Here are some suggestions for nature experiences for you to do alongside your little one or for them to do independently to explore the natural world around them.
Spend time each day observing and discussing the weather, perhaps when they are getting dressed. What the temperature means in relation to the season or what direction the wind is blowing in and how strong it is. Discuss the intensity of the sun's heat, rainfall and the weather occurrences around the world.
Spend time outdoors everyday and where possible, mix it up. Of course there are massive health benefits to spending time outside like building up Vitamin D but it also gives children a better understanding of the world around them. Take the time to really look at different plants, insects, animals, observe what you can see and perhaps ponder what you can’t, smell different plants, be still - observe and listen to the movement in nature.
Get a bug catcher, an ant farm or make a home for a grasshopper. Follow children as they chase butterflies. ‘Owning a bug’ gives children a great deal of responsibility and allows them to observe the behaviours that might otherwise go unnoticed.
Collect some flowers and foliage to place somewhere around your home.
Try growing a plant. There are so many options with varying degrees of ease. Children learn so many things, most notably a sense of responsibility and understanding, as well as many science principles like cause and effect and hypothesising.
Cook. Giving children a greater appreciation how food grows is invaluable to their health and understanding of where food comes from. Don’t forget to share in the experience of tasting along the way.
Build collections of natural objects. Stones, flowers, crystals, seeds, shells, twigs. It gives these objects a sense of value
Make art using natural elements. See our blog post for some suggested art projects using nature
Watch animal and environment documentaries. Expose children to far away lands and ecosystems they didn’t even know existed.
Make potions and mud pies. Buy or re-purpose some second hand pots and pans and let children go. They will get messy, but it’s nothing a bath or shower can't fix.
Show your child how to take photos on your phone and let them take some pictures of nature next time you go for a walk.

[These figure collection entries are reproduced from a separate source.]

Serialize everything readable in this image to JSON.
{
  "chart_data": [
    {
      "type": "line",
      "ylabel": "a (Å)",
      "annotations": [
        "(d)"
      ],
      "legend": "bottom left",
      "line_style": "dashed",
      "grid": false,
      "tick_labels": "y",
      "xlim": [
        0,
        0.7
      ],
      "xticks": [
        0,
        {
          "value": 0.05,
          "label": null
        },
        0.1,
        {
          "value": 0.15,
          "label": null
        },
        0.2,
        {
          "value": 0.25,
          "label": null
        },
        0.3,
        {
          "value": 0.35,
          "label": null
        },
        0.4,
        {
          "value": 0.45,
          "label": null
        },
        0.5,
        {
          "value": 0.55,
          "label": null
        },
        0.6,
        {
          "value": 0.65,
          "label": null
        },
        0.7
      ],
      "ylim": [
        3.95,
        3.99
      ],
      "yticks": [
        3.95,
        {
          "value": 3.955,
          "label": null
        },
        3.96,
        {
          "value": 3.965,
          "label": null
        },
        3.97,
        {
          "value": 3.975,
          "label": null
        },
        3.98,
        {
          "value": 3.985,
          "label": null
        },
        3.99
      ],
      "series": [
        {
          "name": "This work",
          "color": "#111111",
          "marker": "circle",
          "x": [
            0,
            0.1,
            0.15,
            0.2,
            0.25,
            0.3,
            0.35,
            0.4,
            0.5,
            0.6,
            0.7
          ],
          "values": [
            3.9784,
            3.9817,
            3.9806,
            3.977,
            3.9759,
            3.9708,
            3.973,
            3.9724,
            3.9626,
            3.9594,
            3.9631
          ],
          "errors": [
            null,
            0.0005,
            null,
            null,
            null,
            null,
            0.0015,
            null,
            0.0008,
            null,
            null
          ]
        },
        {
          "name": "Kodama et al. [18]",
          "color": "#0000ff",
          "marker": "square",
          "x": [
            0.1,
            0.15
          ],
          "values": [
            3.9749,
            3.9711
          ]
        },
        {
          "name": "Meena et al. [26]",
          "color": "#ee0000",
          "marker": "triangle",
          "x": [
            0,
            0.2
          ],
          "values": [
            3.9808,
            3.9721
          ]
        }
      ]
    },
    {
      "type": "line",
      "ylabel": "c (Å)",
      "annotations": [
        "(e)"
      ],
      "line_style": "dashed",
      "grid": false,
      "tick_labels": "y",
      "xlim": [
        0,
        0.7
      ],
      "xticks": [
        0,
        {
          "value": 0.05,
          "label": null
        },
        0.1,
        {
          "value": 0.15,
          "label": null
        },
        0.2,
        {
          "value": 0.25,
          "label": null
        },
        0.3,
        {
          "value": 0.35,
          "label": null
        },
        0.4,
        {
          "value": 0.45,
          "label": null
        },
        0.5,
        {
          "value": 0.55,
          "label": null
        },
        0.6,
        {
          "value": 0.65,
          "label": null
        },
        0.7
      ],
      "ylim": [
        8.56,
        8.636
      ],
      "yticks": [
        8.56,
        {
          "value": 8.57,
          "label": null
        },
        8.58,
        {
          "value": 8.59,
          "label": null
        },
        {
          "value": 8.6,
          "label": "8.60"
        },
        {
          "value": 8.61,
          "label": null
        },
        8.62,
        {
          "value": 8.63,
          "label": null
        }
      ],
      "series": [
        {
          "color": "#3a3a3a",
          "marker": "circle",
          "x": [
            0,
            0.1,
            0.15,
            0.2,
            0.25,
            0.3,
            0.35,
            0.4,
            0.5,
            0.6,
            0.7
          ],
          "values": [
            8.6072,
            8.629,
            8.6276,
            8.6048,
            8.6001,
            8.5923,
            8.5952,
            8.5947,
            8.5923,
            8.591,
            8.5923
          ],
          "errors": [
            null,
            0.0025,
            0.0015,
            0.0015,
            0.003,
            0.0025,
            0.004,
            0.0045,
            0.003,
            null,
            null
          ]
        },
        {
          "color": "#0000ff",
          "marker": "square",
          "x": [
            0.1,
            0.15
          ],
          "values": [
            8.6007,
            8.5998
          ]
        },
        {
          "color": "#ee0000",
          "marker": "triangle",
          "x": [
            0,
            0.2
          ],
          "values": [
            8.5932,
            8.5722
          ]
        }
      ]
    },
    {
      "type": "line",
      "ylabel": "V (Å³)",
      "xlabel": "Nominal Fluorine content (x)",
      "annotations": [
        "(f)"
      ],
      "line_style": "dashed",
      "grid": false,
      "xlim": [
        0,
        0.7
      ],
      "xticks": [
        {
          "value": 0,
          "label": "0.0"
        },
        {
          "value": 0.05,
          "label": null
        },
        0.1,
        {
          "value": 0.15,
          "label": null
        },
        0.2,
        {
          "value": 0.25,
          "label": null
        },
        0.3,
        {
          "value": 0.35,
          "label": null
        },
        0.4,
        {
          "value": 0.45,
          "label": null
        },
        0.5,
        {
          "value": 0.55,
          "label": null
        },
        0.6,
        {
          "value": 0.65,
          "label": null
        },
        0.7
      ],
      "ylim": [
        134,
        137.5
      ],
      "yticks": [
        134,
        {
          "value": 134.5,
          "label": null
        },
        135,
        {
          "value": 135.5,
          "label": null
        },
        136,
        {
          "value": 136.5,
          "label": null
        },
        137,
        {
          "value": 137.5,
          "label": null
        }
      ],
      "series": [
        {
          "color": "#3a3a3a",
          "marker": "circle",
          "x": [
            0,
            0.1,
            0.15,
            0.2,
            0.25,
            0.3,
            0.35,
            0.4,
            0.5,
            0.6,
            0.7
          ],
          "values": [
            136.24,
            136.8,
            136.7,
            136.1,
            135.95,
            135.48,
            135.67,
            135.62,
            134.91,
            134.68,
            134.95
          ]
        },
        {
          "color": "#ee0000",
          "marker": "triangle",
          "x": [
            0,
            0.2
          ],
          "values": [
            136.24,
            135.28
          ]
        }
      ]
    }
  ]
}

Share in their interest and wonder at their discoveries. Try to track down the proper names of plants and animals.
Head to the library to find a wide variety of resources to delve into.
Encourage birds to your garden by planting natives. Observe and identify your friendly visitors or take part in the Aussie Backyard Bird Count which can also be done in a local park.
Moon and star watch. Explore the phases of the moon, and identify the constellations.
On the next rainy day, set out on an adventure. Remember there is no such thing as bad weather just bad clothes choices.
Build a mini world. Think fairy garden, farm, dinosaur land or castle. Find a large pot or spot in the garden and using found and bought object build a mini-scape your little one can imagine walking around it.